Lynch began to sing softly and solemnly in a deep bass voice:
IMPLETA SUNT QUAE CONCINIT
David FIDELI carmine
DICENDO NATIONIBUS
REGNAVIT A LIGNO Deus.
—That’s great! he said, well pleased. Great music!
They turned into Lower Mount Street. A few steps from the corner a fat young man, wearing a silk neckcloth, saluted them and stopped.
—Did you hear the results of the exams? he asked. Griffin was plucked. Halpin and O’Flynn are through the home civil. Moonan got fifth place in the Indian. O’Shaughnessy got fourteenth. The Irish fellows in Clark’s gave them a feed last night. They all ate curry.
His pallid bloated face expressed benevolent malice and, as he had advanced through his tidings of success, his small fat-encircled eyes vanished out of sight and his weak wheezing voice out of hearing.

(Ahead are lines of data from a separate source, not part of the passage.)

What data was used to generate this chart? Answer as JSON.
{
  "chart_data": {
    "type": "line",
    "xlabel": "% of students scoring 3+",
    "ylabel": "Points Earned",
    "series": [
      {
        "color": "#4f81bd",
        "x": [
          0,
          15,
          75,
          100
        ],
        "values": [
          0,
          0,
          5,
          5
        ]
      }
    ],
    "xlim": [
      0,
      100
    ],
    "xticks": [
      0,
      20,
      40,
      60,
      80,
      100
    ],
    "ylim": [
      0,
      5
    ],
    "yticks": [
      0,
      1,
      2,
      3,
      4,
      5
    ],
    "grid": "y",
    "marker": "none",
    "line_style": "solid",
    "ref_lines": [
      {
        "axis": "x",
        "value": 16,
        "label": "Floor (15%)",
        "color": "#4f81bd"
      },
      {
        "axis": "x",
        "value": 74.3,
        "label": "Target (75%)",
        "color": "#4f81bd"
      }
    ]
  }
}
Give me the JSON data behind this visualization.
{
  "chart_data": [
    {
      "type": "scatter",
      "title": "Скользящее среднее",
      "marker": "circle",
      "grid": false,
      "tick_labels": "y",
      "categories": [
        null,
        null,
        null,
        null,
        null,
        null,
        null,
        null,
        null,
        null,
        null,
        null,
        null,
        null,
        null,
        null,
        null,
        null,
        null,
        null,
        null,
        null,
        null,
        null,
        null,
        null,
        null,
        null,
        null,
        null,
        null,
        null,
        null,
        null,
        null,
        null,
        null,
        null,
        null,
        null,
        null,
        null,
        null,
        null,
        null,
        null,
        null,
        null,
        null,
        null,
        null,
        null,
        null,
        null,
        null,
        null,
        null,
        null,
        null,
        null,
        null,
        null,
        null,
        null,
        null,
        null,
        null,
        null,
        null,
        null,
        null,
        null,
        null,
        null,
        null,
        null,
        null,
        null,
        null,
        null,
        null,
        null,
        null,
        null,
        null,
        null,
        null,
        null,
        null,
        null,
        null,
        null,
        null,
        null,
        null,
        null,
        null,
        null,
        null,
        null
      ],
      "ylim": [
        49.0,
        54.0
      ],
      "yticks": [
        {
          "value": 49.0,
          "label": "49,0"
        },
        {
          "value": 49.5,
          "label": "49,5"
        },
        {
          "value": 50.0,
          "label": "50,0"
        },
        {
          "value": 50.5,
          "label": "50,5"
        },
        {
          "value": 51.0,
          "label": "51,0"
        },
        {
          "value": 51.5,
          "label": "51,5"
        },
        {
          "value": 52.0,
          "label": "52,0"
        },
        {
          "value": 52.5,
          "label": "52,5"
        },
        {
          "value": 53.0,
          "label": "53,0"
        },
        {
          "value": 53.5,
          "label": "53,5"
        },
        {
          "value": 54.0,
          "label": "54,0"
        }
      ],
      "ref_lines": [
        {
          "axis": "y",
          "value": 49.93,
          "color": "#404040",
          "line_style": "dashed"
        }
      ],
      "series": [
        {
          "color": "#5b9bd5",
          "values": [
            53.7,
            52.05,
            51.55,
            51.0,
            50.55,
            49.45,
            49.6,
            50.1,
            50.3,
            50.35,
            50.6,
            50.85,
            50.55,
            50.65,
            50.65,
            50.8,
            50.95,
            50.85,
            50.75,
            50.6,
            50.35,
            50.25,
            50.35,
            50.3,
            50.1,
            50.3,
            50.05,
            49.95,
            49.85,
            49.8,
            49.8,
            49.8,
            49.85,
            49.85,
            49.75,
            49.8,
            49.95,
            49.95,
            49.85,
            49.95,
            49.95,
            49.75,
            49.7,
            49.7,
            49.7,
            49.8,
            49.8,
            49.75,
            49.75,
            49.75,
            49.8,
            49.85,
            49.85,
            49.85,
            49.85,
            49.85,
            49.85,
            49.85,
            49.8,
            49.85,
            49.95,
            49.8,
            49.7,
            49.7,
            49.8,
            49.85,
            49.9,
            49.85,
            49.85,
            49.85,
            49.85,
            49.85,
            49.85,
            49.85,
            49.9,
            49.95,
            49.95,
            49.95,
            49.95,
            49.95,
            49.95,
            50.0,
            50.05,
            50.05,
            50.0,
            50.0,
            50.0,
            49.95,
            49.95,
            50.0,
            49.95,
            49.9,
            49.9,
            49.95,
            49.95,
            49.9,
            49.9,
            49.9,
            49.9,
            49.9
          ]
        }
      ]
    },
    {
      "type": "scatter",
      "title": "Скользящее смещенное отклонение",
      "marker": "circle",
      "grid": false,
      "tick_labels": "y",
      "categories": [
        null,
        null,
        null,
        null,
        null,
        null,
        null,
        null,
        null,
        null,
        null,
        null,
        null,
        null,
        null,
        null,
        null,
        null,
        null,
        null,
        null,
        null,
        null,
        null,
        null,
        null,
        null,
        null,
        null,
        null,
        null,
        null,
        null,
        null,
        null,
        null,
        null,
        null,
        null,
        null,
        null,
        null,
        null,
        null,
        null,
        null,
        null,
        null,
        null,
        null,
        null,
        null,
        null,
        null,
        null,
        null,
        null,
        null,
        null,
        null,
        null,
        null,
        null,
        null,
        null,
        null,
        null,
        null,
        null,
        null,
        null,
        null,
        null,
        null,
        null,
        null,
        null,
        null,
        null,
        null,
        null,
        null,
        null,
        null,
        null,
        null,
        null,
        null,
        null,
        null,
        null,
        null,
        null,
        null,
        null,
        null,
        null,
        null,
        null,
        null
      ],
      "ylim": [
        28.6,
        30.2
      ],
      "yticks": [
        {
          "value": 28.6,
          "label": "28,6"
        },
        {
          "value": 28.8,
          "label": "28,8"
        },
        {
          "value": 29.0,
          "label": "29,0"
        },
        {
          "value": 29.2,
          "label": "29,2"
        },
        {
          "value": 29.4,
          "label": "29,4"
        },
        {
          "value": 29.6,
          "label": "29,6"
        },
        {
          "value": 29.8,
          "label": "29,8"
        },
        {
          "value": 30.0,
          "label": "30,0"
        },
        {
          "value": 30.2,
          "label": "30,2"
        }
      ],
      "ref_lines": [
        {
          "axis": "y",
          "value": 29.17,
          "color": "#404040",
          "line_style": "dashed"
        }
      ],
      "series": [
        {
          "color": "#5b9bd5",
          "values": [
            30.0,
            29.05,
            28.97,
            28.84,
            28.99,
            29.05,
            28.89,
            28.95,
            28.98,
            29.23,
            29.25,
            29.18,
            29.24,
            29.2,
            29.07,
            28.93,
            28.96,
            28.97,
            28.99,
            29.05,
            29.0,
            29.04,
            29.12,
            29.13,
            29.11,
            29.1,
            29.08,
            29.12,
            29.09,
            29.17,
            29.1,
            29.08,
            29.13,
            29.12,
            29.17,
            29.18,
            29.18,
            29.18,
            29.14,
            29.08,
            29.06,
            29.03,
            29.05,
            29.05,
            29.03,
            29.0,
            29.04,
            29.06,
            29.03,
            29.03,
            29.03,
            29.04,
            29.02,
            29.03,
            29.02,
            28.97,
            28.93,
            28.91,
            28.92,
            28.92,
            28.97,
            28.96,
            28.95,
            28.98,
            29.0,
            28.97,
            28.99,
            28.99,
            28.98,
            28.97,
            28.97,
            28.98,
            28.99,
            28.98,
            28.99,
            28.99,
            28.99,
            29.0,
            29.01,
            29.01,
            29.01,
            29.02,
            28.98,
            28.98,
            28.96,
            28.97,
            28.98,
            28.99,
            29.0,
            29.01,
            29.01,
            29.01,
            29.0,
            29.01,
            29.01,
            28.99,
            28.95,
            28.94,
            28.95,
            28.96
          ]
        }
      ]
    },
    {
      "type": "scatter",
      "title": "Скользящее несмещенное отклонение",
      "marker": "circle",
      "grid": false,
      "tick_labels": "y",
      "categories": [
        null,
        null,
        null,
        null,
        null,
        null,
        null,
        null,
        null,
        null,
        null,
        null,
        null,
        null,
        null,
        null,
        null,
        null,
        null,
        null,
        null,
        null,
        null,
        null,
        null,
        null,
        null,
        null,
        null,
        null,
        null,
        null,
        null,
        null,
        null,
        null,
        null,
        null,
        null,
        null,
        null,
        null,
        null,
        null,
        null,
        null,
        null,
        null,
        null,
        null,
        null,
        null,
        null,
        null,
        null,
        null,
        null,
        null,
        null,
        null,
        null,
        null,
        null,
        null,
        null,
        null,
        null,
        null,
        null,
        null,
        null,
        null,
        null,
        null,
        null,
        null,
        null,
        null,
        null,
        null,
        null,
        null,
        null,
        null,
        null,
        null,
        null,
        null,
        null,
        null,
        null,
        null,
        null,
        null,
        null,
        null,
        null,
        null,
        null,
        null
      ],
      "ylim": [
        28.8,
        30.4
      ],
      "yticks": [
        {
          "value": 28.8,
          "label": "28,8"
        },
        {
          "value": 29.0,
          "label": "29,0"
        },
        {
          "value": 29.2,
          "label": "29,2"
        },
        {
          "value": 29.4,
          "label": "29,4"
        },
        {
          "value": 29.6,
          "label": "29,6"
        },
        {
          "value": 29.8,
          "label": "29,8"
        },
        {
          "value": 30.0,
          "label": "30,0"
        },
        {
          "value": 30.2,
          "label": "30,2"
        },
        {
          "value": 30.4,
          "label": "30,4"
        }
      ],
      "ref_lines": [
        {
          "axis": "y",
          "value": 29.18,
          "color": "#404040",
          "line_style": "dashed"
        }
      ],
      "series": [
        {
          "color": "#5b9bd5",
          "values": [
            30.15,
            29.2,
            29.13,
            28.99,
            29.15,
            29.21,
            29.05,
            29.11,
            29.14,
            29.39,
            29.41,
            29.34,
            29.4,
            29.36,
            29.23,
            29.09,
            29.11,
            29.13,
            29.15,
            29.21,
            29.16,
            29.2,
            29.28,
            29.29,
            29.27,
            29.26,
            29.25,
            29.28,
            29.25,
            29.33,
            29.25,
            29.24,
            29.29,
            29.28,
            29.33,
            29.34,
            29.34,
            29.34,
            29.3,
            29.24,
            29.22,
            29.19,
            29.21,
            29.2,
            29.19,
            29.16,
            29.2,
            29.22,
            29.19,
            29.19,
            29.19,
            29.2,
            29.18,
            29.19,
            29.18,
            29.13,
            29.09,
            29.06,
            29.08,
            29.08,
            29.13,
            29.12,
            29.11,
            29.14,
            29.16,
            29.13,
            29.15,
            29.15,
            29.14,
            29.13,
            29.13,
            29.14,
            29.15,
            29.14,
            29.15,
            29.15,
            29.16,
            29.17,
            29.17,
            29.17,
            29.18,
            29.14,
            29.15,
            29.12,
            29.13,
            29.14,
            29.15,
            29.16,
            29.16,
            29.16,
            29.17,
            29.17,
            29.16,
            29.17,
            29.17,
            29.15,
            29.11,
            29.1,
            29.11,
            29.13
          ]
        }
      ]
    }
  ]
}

In reply to a question of Stephen’s his eyes and his voice came forth again from their lurking-places.
—Yes, MacCullagh and I, he said. He’s taking pure mathematics and I’m taking constitutional history. There are twenty subjects. I’m taking botany too. You know I’m a member of the field club.
He drew back from the other two in a stately fashion and placed a plump woollen-gloved hand on his breast from which muttered wheezing laughter at once broke forth.
—Bring us a few turnips and onions the next time you go out, said Stephen drily, to make a stew.
The fat student laughed indulgently and said:
—We are all highly respectable people in
the field club. Last
Saturday we went out to Glenmalure, seven of us.
—With women, Donovan? said Lynch.
Donovan again laid his hand on his chest and said:
—Our end is the acquisition of knowledge. Then he said quickly:
—I hear you are writing some essays about esthetics.
Stephen made a vague gesture of denial.
—Goethe and Lessing, said Donovan, have written a lot on that subject, the classical school and the romantic school and all that. The Laocoon interested me very much when I read it. Of course it is idealistic, German, ultra-profound.
Neither of the others spoke. Donovan took leave of them urbanely.
—I must go, he said softly and benevolently, I have a strong suspicion, amounting almost to a conviction, that my sister intended to make pancakes today for the dinner of the Donovan family.